The AGI bar has to be set even higher, yet again.
And that's the way it should be. We're past the "Look! It can talk! How cute!" stage. AGI should be able to deal with any problem a human can.
wow solving useless puzzles, such a useful metric!
How is spatial reasoning useless??
It's still useful as a benchmark of cost/efficiency.
But why only a +0.5% increase for MMMU-Pro?
Its possibly label noise. But you can't tell from a single number.
You would need to check to see if everyone is having mistakes on the same 20% or different 20%. If its the same 20% either those questions are really hard, or they are keyed incorrectly, or they aren't stated with enough context to actually solve the problem.
It happens. Old MMLU non pro had a lot of wrong answers. Simple things like MNIST have digits labeled incorrect or drawn so badly its not even a digit anymore.
Everyone is already at 80% for that one. Crazy that we were just at 50% with GPT-4o not that long ago.
But 80% sounds far from good enough, that's 20% error rate, unusable in autonomous tasks. Why stop at 80%? If we aim for AGI, it should 100% any benchmark we give.
I'm not sure the benchmark is high enough quality that >80% of problems are well-specified & have correct labels tbh. (But I guess this question has been studied for these benchmarks)
Are humans 100%?
If they are knowledgeable enough and pay attention, yes. Also, if they are given enough time for the task.
But the idea of automation is to make a lot fewer mistakes than a human, not just to do things faster and worse.
Actually faster and worse is a very common characterization of a LOT of automation.
That's true.
The problem is that if the automation breaks at any point, the entire system fails. And programming automations are extremely sensitive to minor errors (i.e. a missing semicolon).
AI does have an interesting feature though, it tends to self-healing in a way, when given tools access and a feedback loop.

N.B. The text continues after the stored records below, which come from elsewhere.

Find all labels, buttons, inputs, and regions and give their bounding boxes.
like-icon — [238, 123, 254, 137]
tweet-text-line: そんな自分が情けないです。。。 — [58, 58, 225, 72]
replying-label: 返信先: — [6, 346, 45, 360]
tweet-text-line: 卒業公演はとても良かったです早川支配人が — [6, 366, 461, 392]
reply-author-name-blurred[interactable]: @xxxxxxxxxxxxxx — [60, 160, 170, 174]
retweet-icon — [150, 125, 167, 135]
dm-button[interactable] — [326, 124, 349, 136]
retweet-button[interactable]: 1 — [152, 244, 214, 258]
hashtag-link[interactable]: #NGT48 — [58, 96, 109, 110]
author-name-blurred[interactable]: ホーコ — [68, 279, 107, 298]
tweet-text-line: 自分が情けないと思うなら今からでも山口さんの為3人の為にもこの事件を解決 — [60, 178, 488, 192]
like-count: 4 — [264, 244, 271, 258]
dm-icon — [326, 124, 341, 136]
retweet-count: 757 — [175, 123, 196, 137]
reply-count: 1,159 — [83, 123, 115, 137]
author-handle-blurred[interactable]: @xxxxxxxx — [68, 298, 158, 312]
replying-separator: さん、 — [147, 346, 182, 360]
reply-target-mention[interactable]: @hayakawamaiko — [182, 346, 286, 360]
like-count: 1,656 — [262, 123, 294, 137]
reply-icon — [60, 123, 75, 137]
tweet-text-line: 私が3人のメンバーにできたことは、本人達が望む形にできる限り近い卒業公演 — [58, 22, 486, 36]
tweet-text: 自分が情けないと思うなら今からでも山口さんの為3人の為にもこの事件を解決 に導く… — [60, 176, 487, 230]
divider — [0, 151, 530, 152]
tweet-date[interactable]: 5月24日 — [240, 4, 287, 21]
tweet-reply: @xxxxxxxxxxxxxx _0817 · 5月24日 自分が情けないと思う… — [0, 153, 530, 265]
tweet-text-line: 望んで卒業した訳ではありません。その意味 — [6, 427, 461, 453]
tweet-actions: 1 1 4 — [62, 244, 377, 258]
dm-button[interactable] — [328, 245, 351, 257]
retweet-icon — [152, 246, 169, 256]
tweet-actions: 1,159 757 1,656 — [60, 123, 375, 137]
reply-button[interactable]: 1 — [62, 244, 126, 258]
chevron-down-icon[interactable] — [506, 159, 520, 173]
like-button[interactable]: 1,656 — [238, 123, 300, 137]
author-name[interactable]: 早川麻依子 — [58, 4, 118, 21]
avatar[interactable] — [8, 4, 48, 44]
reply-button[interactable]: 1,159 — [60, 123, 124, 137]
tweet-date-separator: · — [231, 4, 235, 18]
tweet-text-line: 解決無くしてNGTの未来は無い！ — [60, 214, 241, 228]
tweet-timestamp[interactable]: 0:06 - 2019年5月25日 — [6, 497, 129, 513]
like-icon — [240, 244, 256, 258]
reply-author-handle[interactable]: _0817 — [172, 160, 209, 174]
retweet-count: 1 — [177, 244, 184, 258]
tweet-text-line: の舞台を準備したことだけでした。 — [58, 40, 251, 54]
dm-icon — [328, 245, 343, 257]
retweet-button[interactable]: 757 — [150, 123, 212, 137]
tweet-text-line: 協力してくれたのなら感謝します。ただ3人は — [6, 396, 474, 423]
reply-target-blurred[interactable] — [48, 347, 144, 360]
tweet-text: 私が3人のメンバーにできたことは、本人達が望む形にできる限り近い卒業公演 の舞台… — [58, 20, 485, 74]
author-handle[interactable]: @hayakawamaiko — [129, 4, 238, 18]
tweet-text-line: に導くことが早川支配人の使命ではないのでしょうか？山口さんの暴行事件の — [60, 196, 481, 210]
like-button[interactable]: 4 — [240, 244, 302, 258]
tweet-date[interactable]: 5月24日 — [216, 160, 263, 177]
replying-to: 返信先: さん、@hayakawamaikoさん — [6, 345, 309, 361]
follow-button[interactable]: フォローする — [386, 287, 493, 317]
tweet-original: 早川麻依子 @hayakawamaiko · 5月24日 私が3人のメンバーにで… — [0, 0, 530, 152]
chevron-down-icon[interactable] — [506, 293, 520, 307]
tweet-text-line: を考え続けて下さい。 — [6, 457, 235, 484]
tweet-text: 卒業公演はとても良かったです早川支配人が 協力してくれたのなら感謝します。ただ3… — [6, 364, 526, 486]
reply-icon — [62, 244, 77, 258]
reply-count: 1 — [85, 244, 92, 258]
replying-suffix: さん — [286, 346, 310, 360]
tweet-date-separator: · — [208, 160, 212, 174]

The only problem is that self-healing can incorrectly heal errors, then the final reault will be wrong in hard-to-detect ways.
So the more wuch hidden bugs there are, the nore unexpectedly the automations will perform.
I still don't trust current AI for any tasks more than data parsing/classification/translation and very strict tool usage.
I don't beleive in the full-assistant/clawdbot usage safety and reliability at this time (it might be good enough but the end of the year, but then the SWE bench should be at 100%).
It's a useless meaningless benchmark though, it just got a catchy name, as in, if the models solve this it means they have "AGI", which is clearly rubbish.
Arc-AGI score isn't correlated with anything useful.
It's correlated with the ability to solve logic puzzles.
It's also interesting because it's very very hard for base LLMs, even if you try to "cheat" by training on millions of ARC-like problems. Reasoning LLMs show genuine improvement on this type of problem.
how would we actually objectively measure a model to see if it is AGI if not with benchmarks like arc-AGI?
Give it a prompt like
>can u make the progm for helps that with what in need for shpping good cheap products that will display them on screen and have me let the best one to get so that i can quickly hav it at home
And get back an automatic coupon code app like the user actually wanted.
ARC-AGI 2 is an IQ test. IQ tests have been shown over and over to have predictive power in humans. People who score well on them tend to be more successful
IQ tests only work if the participants haven't trained for them. If they do similar tests a few times in a row, scores increase a lot. Current LLMs are hyper-optimized for the particular types of puzzles contained in popular "benchmarks".